Ainda assim, a plataforma de monitoramento de produtividade ActivTrak disse que seus dados mostram que os funcionários continuam trabalhando em níveis quase iguais às semanas fora da Copa do Mundo. Dados de mais de 4.500 trabalhadores baseados nos EUA no dia do confronto entre a seleção desse país e País de Gales, que aconteceu na tarde de uma segunda-feira às 14h no horário de Nova York, não mostrou nenhuma queda clara dos negócios como de costume com base nas medidas observadas pelo ActivTrak.

Trabalho ‘mais tarde’

Mas, mesmo que não haja mudança em quanto trabalho é realizado, há alguma evidência de que houve uma mudança em quando ele é feito.

A Hive.com, outro sistema de rastreamento de produtividade, apontou uma grande mudança para o trabalho sendo feito no final do dia, embora tenha havido apenas uma queda nominal na atividade geral até agora durante o torneio.

A empresa percebeu um aumento de produtividade entre 15h e 18h (horário de Nova York), já que a maioria dos jogos está terminando, bem como um aumento modesto nas atividades noturnas. A Hive, cujos dados incluem criação e conclusão de tarefas e outras atualizações de status, observou um declínio de 30% na atividade em seus espaços de trabalho enquanto a equipe dos EUA jogava contra o Irã.

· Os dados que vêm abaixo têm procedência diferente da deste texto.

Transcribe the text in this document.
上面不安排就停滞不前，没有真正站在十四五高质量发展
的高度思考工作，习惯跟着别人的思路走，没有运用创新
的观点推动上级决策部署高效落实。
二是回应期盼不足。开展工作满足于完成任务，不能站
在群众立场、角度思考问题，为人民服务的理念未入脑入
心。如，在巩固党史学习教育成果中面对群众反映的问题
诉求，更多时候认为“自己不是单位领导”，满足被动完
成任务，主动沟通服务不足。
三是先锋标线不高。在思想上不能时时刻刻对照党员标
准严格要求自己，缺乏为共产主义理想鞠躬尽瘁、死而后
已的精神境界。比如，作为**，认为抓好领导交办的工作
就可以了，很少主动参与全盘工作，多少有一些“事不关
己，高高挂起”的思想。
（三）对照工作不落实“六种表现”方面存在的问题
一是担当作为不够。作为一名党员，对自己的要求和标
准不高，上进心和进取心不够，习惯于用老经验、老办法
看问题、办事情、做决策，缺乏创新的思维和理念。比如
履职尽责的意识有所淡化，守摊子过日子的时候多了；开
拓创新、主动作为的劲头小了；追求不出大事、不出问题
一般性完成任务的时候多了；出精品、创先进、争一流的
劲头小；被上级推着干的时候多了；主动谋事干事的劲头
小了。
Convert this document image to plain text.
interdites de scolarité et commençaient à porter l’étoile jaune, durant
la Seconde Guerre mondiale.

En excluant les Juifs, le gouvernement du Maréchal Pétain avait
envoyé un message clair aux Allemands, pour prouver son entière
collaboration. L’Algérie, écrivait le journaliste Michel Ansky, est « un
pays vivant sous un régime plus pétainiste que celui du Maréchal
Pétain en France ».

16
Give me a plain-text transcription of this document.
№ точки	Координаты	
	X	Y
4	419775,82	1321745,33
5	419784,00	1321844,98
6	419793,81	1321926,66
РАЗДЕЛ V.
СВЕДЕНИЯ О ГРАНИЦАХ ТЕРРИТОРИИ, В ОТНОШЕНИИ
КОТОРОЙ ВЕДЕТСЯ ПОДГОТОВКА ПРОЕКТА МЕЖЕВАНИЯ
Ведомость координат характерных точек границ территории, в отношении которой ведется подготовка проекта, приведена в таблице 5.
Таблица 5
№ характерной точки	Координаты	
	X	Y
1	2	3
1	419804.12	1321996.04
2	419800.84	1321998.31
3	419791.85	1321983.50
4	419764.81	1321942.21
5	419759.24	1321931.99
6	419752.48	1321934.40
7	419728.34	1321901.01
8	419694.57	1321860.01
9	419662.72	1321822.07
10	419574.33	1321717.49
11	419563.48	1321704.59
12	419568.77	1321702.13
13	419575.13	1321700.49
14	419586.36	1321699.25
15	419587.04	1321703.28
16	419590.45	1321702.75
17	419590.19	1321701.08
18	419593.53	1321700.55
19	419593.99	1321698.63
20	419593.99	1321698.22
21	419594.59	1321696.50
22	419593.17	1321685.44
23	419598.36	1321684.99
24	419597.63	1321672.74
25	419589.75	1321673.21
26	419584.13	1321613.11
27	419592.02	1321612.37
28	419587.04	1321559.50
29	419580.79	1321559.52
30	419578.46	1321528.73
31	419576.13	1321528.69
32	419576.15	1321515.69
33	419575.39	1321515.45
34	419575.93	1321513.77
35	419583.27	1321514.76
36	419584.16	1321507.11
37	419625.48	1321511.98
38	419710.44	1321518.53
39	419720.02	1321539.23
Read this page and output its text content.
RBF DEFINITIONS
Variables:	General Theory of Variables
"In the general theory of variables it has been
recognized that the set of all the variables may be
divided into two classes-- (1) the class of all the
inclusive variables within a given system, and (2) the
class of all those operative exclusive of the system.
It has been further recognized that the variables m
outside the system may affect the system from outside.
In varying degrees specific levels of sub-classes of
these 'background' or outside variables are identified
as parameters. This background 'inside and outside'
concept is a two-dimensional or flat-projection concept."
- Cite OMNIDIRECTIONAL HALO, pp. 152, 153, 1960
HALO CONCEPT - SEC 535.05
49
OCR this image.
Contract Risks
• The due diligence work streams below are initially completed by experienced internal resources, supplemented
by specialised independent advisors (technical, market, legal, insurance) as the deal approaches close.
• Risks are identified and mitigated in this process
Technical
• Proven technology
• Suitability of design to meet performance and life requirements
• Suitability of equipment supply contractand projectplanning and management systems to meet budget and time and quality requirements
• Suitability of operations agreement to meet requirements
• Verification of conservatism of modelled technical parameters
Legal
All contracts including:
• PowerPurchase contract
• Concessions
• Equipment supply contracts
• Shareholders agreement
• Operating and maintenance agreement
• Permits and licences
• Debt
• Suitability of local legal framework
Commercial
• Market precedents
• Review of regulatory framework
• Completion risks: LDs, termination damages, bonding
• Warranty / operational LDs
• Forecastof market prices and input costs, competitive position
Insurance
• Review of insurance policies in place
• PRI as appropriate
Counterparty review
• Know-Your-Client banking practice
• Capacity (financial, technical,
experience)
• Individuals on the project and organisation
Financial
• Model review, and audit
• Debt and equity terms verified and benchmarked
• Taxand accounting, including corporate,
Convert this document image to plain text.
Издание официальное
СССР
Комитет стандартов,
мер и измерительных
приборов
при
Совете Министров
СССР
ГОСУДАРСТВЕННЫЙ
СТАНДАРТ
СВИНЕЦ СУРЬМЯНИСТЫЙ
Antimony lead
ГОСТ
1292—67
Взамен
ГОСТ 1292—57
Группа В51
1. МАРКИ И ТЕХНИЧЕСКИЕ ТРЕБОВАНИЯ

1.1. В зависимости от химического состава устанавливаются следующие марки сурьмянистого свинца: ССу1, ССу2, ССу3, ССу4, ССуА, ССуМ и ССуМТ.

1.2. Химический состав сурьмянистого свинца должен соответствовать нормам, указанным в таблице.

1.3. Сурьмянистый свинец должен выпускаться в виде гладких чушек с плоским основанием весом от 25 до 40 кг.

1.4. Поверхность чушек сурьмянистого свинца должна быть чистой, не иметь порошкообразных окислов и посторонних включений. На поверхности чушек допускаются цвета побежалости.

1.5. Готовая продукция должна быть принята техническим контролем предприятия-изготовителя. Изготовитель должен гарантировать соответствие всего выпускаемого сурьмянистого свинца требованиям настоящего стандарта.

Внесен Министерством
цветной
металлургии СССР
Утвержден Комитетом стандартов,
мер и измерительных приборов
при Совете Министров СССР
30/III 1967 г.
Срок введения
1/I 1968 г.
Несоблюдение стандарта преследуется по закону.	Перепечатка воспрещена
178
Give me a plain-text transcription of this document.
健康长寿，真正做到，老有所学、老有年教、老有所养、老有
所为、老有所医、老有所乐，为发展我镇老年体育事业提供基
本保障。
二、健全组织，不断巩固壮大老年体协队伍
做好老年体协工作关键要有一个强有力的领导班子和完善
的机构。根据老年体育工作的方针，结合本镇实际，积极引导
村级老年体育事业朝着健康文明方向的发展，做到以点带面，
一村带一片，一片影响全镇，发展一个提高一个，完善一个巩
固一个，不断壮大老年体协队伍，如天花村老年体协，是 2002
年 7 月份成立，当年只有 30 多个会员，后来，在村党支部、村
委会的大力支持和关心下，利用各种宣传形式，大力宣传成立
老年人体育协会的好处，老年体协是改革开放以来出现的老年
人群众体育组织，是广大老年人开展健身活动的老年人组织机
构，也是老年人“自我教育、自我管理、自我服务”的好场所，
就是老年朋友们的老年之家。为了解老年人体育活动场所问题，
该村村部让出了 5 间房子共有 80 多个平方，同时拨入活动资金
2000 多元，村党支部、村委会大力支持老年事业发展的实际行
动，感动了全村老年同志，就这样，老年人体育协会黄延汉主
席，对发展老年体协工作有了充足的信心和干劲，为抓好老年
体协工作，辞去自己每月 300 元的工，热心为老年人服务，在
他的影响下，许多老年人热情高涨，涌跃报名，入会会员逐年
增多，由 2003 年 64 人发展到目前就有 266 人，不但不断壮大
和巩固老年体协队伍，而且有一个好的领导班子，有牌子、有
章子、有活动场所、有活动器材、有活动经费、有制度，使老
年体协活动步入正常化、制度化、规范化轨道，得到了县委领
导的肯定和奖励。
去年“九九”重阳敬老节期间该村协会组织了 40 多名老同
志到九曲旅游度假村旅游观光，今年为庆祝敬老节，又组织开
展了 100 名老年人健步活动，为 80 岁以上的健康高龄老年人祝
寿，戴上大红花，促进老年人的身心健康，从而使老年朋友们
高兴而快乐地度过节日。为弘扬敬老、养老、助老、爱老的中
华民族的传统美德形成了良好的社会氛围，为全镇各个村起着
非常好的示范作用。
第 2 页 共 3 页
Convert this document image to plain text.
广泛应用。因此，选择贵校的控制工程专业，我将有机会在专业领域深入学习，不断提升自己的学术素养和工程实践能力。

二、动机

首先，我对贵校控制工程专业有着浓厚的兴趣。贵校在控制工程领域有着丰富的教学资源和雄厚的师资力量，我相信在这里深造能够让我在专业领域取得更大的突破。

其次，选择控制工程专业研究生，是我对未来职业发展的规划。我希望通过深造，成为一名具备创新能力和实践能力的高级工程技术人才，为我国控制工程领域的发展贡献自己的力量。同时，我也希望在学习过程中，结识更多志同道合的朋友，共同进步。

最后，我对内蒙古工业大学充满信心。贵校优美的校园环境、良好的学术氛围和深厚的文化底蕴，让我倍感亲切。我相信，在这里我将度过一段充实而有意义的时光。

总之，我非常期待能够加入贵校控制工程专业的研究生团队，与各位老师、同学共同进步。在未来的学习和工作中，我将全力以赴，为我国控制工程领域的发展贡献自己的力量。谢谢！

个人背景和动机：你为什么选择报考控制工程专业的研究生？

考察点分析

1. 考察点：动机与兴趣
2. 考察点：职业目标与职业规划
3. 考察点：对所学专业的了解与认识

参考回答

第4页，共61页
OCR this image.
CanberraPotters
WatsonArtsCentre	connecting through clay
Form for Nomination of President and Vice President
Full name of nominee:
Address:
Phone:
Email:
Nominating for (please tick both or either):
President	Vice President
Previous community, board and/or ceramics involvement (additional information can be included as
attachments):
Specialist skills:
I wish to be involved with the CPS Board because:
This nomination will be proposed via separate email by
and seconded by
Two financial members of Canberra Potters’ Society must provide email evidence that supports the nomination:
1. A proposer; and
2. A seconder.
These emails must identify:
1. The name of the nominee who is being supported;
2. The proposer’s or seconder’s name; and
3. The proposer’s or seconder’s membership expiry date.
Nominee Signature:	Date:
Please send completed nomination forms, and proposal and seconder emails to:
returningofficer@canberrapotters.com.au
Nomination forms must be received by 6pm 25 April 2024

Nesta semana, gestores de equipes tiveram um breve alívio: nenhum jogo foi agendado para quarta ou quinta-feira. O torneio recomeça com as partidas das quartas de final nesta sexta (9).

As semifinais serão realizadas na próxima terça (13) e quarta-feira (14), às 16h (horário de Brasília), e a final será disputada no domingo seguinte - uma vitória para gestores de todos os lugares.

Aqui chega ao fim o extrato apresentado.